Six tips to reduce screen time:
- Model healthy screen use. Remember that you are setting an example for your kids with your own time spent in front of a screen.
- Keep a journal. This is a helpful strategy to use as you are getting started. Log your family’s screen time to find out how much time your family is spending participating in screen time compared to other healthy behaviours (e.g. physical activity, and face-to-face interaction). This will also give you an idea of where you fall in terms of the recommended guidelines. Use this baseline to help you set goals.
- Make healthy behaviours a priority. Have your kids complete certain tasks (e.g. cleaning their room, spending 1 hour outside, reading 20 pages of a book, etc.) before allowing them to use screen-based devices.
- Set aside time to unplug. Choose “screen-free hours” throughout the day where your family is encouraged to turn off their screens and find other ways to stay busy. Creating a list of activities to choose from can be helpful (e.g. puzzle, playing catch, board game, going to the park, etc.).
- Create “technology-free zones”. Try setting rules around where your family can use screens to create a balanced day. For example, encouraging your family to only use screens in common rooms (e.g. living room) can help you manage and monitor screen use, while discouraging screens in bedrooms can promote more family conversations and good sleep hygiene.
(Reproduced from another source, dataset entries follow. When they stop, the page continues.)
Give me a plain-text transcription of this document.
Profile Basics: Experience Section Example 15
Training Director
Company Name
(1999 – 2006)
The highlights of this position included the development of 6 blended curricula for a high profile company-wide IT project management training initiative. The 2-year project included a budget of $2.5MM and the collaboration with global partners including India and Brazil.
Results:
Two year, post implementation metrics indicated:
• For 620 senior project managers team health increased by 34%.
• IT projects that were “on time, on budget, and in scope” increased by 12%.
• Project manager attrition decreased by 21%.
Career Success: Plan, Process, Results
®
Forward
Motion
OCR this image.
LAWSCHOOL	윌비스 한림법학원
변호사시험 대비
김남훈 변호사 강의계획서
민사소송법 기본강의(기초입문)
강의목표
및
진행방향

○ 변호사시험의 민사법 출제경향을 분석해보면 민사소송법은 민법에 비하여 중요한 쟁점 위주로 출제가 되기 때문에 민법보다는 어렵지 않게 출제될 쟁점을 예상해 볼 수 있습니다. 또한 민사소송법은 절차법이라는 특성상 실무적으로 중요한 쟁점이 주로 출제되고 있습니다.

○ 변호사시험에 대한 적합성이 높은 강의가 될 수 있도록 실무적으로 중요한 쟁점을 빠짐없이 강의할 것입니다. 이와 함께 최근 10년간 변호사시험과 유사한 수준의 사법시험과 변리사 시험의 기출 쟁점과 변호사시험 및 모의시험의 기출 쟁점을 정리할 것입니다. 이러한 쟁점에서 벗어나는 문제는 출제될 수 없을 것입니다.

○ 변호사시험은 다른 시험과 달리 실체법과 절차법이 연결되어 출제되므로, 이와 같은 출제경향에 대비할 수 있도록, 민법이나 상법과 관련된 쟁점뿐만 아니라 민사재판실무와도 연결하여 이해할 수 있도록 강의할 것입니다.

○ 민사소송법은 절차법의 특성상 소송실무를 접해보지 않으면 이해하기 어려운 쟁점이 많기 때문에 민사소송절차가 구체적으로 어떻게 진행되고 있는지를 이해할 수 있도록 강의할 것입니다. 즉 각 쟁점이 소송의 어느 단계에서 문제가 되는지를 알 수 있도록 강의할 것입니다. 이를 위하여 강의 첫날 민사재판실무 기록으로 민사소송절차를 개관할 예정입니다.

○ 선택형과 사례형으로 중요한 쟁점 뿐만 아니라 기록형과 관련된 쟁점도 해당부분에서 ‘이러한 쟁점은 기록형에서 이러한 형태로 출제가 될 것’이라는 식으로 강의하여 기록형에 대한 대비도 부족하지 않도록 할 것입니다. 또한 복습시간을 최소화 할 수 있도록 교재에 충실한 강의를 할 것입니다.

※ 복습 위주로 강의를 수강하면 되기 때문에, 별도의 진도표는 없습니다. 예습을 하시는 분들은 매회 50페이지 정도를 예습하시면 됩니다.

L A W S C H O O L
- Make screen time more active. This is a great strategy to use when you’re having a difficult time reducing screen time. You can make screen time more active by setting a timer and challenging your family to walk on the spot for a few minutes or complete 10 push ups or jumping jacks every 20 or 30 minutes when watching TV.
Many strategies are available to help your family cut back on screen time. Consider trying out a few to find out which ones work best for your family.